We all know that students come to us with gaps in many different areas. With COVID closures and different levels of access to technology and support at home, it’s likely that your end-of-year data will vary widely. In order to best address the needs of all students, consider a flipped classroom approach, with more time spent on small groups and personalized learning than whole-group instruction allows. With this approach, you’ll be able to meet students where they are and focus on filling those learning gaps.

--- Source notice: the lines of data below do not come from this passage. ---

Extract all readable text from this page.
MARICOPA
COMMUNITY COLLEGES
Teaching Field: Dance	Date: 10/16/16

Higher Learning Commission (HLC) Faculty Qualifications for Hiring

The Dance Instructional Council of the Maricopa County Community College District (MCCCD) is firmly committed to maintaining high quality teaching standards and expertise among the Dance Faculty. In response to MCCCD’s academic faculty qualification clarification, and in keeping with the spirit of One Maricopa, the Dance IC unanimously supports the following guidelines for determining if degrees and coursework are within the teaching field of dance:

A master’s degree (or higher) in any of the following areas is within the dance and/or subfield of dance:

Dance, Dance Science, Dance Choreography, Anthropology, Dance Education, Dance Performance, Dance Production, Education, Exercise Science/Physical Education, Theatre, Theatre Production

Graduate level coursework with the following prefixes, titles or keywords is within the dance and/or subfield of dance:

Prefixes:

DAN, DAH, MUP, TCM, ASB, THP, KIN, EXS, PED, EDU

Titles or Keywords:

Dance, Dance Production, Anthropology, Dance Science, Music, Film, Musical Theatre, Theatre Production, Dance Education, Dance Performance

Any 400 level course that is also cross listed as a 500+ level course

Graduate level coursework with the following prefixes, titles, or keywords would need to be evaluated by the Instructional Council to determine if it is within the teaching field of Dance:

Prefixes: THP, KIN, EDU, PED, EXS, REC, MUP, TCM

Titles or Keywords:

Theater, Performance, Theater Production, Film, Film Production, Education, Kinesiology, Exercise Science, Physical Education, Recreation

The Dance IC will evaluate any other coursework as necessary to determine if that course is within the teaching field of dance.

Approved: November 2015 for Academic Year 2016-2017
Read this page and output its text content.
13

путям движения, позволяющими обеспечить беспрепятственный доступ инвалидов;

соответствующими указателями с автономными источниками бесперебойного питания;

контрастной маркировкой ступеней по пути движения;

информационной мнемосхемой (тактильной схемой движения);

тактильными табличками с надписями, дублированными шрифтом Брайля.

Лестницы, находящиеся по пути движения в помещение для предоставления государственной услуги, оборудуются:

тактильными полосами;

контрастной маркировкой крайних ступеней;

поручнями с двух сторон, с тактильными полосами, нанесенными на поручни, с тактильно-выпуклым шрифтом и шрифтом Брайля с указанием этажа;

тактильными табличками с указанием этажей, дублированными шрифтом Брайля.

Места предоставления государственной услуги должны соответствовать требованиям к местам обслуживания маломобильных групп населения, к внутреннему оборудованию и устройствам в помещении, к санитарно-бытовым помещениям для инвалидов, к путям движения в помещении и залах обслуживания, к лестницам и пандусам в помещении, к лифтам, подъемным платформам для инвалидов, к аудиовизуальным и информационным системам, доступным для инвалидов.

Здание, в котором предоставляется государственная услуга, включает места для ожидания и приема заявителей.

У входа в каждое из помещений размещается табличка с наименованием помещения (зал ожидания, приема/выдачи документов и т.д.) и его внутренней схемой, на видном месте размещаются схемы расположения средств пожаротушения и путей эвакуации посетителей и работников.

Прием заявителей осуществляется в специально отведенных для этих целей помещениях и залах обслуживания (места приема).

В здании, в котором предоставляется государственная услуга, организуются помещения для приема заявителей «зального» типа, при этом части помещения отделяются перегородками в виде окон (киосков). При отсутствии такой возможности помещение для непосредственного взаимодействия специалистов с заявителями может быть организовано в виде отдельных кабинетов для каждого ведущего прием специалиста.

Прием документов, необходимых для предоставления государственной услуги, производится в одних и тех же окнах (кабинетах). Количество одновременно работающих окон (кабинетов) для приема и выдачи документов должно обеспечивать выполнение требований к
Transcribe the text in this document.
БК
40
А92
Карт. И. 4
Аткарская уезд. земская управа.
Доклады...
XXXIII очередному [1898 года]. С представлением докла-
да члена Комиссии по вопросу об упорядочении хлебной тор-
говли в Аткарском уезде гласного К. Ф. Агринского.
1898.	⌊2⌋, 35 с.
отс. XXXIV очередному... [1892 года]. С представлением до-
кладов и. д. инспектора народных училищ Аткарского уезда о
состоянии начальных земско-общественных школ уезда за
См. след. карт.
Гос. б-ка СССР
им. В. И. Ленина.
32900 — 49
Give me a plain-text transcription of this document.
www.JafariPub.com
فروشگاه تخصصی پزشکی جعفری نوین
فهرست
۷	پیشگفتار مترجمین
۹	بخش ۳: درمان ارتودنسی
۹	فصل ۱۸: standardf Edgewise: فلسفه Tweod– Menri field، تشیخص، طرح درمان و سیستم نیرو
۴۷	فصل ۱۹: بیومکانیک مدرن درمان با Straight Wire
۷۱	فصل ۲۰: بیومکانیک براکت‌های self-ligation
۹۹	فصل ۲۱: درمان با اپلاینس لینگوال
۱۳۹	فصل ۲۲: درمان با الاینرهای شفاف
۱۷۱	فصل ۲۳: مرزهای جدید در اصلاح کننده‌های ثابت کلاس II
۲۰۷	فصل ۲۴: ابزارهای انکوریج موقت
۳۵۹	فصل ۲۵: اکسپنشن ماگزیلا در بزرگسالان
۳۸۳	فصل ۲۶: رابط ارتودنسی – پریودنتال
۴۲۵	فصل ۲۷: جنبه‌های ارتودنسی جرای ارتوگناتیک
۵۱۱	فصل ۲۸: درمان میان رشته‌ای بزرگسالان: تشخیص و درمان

Teacher Outside with Small Group of Students

Use the data to begin planning for interventions

If your budget enables you to hire interventionists, using end-of-year data to determine the interventions students need most ensures that you will hire the right people for the job. You can use the data to guide the interview process and give your interventionists an idea of what they can expect when they return in the fall. The data will also give you an idea of how many students require interventions so that you can plan a schedule that will accommodate their needs.

RTI Pyramid

Plan back-to-school professional development for targeted areas

When looking at end-of-year data, begin thinking about what type of professional development teachers will be given when they return to school. If there are areas the students struggled in across all grade levels, arrange professional development for teachers in those areas. This will provide teachers with the support they need to address schoolwide concerns and create consistency from one grade to the next.

To see how you can target specific math needs with actionable data, view an annotated Average Skills Gap Report from Let’s Go Learn’s math assessment, ADAM.

Reviewing end-of-year data is a big task, but by using these tips, you can proactively plan for the new school year. Whether you’re able to implement all five tips or only have time for one, you’ll be happy you took the time to review the data when the new year begins.